State insurance law already embraced much of what is in the ACA. New York in 1992 required individual market insurers to accept all applicants regardless of pre-existing conditions and charge the same premiums regardless of an applicant’s age. As a result, the transition to Obamacare was less significant here.

Yet prior law in New York did not require that individuals purchase health insurance. The cost of individual plans was prohibitive as a result and few enrolled. With the ACA’s individual mandate defanged by Congress and the White House, New York health care may be a rerun of “Back to the Future” (but without the cool DeLorean).

Rochester also has been insulated from some of the market chaos by the delicate bilateral power sharing between insurers (Excellus and MVP) and hospital systems (UR Medicine and Rochester Regional).

What’s next?

What might replace Obamacare? Activists on the left are supporting something like Bernie Sanders’ “Medicare for All.” Conservatives seek to restore bare-bones health insurance, turning the clock back to an earlier era.

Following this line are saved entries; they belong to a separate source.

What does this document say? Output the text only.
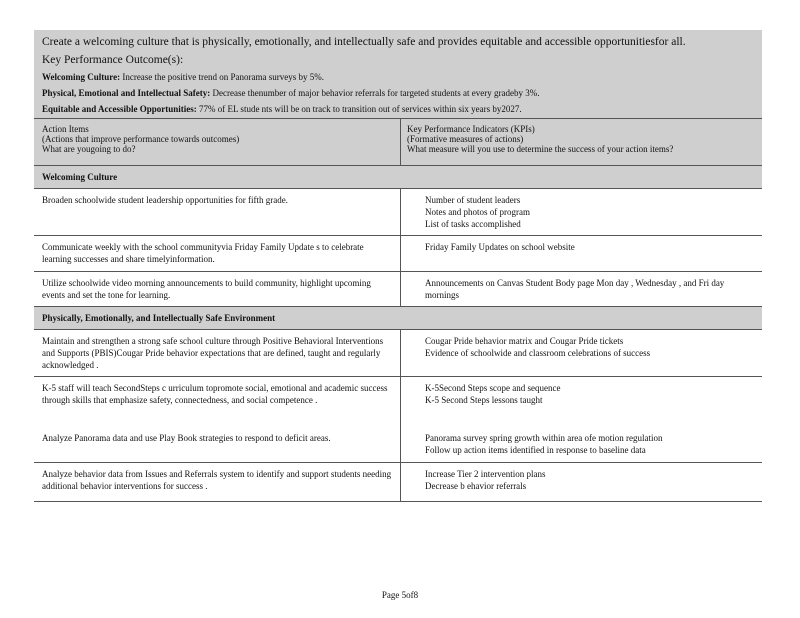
Create a welcoming culture that is physically, emotionally, and intellectually safe and provides equitable and accessible opportunitiesfor all.
Key Performance Outcome(s):
Welcoming Culture: Increase the positive trend on Panorama surveys by 5%.
Physical, Emotional and Intellectual Safety: Decrease thenumber of major behavior referrals for targeted students at every gradeby 3%.
Equitable and Accessible Opportunities: 77% of EL stude nts will be on track to transition out of services within six years by2027.
Action Items
(Actions that improve performance towards outcomes)
What are yougoing to do?
Key Performance Indicators (KPIs)
(Formative measures of actions)
What measure will you use to determine the success of your action items?
Welcoming Culture
Broaden schoolwide student leadership opportunities for fifth grade.	Number of student leaders
Notes and photos of program
List of tasks accomplished
Communicate weekly with the school communityvia Friday Family Update s to celebrate learning successes and share timelyinformation.
Friday Family Updates on school website
Utilize schoolwide video morning announcements to build community, highlight upcoming events and set the tone for learning.
Announcements on Canvas Student Body page Mon day , Wednesday , and Fri day mornings
Physically, Emotionally, and Intellectually Safe Environment
Maintain and strengthen a strong safe school culture through Positive Behavioral Interventions and Supports (PBIS)Cougar Pride behavior expectations that are defined, taught and regularly acknowledged .
Cougar Pride behavior matrix and Cougar Pride tickets
Evidence of schoolwide and classroom celebrations of success
K-5 staff will teach SecondSteps c urriculum topromote social, emotional and academic success through skills that emphasize safety, connectedness, and social competence .
K-5Second Steps scope and sequence
K-5 Second Steps lessons taught
Analyze Panorama data and use Play Book strategies to respond to deficit areas.	Panorama survey spring growth within area ofe motion regulation
Follow up action items identified in response to baseline data
Analyze behavior data from Issues and Referrals system to identify and support students needing additional behavior interventions for success .
Increase Tier 2 intervention plans
Decrease b ehavior referrals
Page 5of8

In a subsequent post I’ll assess the strengths and weaknesses of a “single payer” plan proposed for New York by New York City Assemblyman Richard Gottfried. We’ll also include pieces on single payer from Christine Wagner, longtime director of St. Joseph’s Neighborhood Center, and David Klein, retired CEO of Excellus Blue Cross Blue Shield.

2 thoughts on “RIP, Obamacare

  1. I agree with anyof the points made here. As is the case with so many things these days, politics carries more weight than facts. Steffie Woolhander and David Himmelstein with Physicians for a National HealthProgram, among others, have made the case for a single-payer program, to little avail. Our hypocritical national politicians like their federal health insurance, But they just don’t think the rest of us should have it—even though it would reducethe costif healthcare. We spend more on healthcare per capita and get less for our dollar than citizens in the other developed countries.

  2. From the standpoint of many of my friends, Obamacare was only good. Those friends, living much of their early adult life without health insurance and without regular doctor visits, took care of ongoing health problems and saw dramatic improvements in their health and life in general.

    My friends had little concern about the flaws of Obamacare. But are now filled with worry over what comes next.